Ces efforts ont contribué à la progression de deux places dans l’indice Africa CEO Survey 2023, un résultat certes modeste mais symbolique pour un pays qui cherche à diversifier son économie au-delà des hydrocarbures. Plusieurs firmes américaines, parmi lesquelles un consortium actif dans les énergies renouvelables, ont manifesté leur intérêt pour le corridor solaire Pointe-Noire–Dolisie, présenté comme un incubateur de la transition verte congolaise.
Paix régionale et sécurité partagée
Le chef de l’État congolais a salué la contribution de l’ambassadeur Young à la diplomatie préventive en Afrique centrale. Brazzaville a accueilli, en décembre 2022, une session extraordinaire du Conseil de paix et de sécurité de la CEEAC, co-facilitée par les États-Unis, pour évoquer la situation à l’est de la RDC. Selon un haut fonctionnaire congolais, cette réunion a « consolidé la position du Congo comme médiateur impartial » tout en offrant à Washington « un canal complémentaire » à ses efforts multilatéraux.
Sur le dossier sensible des migrations irrégulières, Washington et Brazzaville ont coordonné des initiatives de sensibilisation dans les principales villes du sud du pays. L’approche a été jugée constructive par les deux parties, car elle combine surveillances frontalières renforcées et création d’opportunités socio-économiques locales, afin de réduire les facteurs de départ.

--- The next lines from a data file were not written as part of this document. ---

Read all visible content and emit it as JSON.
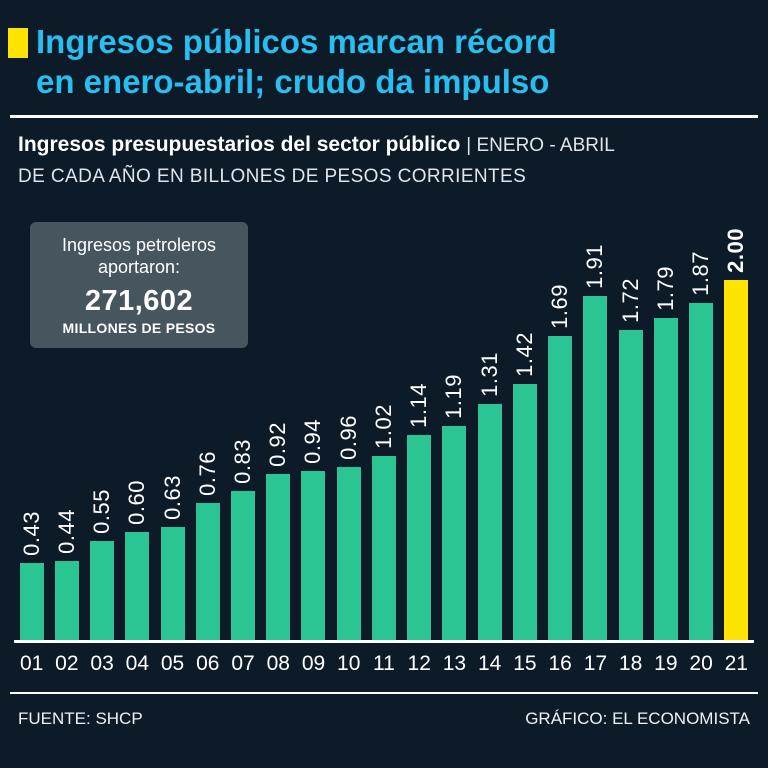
{
  "header": {
    "title_line1": "Ingresos públicos marcan récord",
    "title_line2": "en enero-abril; crudo da impulso"
  },
  "subtitle": {
    "bold": "Ingresos presupuestarios del sector público",
    "rest": "| ENERO - ABRIL",
    "line2": "DE CADA AÑO EN BILLONES DE PESOS CORRIENTES"
  },
  "callout": {
    "line1": "Ingresos petroleros",
    "line2": "aportaron:",
    "amount": "271,602",
    "unit": "MILLONES DE PESOS"
  },
  "chart_data": {
    "type": "bar",
    "title": "Ingresos presupuestarios del sector público, enero-abril de cada año",
    "ylabel": "Billones de pesos corrientes",
    "xlabel": "",
    "ylim": [
      0,
      2.0
    ],
    "grid": false,
    "categories": [
      "01",
      "02",
      "03",
      "04",
      "05",
      "06",
      "07",
      "08",
      "09",
      "10",
      "11",
      "12",
      "13",
      "14",
      "15",
      "16",
      "17",
      "18",
      "19",
      "20",
      "21"
    ],
    "values": [
      0.43,
      0.44,
      0.55,
      0.6,
      0.63,
      0.76,
      0.83,
      0.92,
      0.94,
      0.96,
      1.02,
      1.14,
      1.19,
      1.31,
      1.42,
      1.69,
      1.91,
      1.72,
      1.79,
      1.87,
      2.0
    ],
    "value_labels": [
      "0.43",
      "0.44",
      "0.55",
      "0.60",
      "0.63",
      "0.76",
      "0.83",
      "0.92",
      "0.94",
      "0.96",
      "1.02",
      "1.14",
      "1.19",
      "1.31",
      "1.42",
      "1.69",
      "1.91",
      "1.72",
      "1.79",
      "1.87",
      "2.00"
    ],
    "bar_color": "#2bc493",
    "highlight_color": "#ffe400",
    "highlight_index": 20
  },
  "footer": {
    "source": "FUENTE: SHCP",
    "credit": "GRÁFICO: EL ECONOMISTA"
  },
  "colors": {
    "background": "#0d1b29",
    "accent_cyan": "#29bef0",
    "accent_yellow": "#ffe400",
    "bar_green": "#2bc493"
  }
}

Une transition sans rupture
Avant de quitter Brazzaville, Eugene Young a confié à la presse son « admiration pour la résilience et l’hospitalité des Congolais », tout en exprimant le vœu d’« une société et une économie toujours plus ouvertes ». La formulation, à la fois diplomatique et amicale, reflète la ligne d’équilibre qu’il a maintenue durant son passage, reconnaissant les avancées nationales tout en soulignant les chantiers à poursuivre.
Le département d’État, déjà engagé dans la procédure de confirmation de son successeur, assure que la continuité sera la règle. Côté congolais, le ministère des Affaires étrangères a indiqué que la feuille de route conjointe 2024-2027, actuellement en discussion, devrait mettre l’accent sur la diversification économique, la protection des forêts du massif du Congo et la montée en gamme des infrastructures de santé publique.
Au-delà des échanges protocolaires, ces adieux confirment la maturité d’une relation bilatérale qui a su, ces dernières années, dépasser la simple assistance pour se structurer autour d’intérêts réciproques clairement identifiés. Alors que Brazzaville s’apprête à célébrer l’an prochain le cinquantième anniversaire de ses relations diplomatiques avec Washington, le départ d’Eugene Young apparaît moins comme une fin que comme un relais. Le diplomate laisse en héritage un dialogue régulier, des partenariats sectoriels densifiés et une confiance mutuelle appelée à se consolider sous l’égide des deux capitales.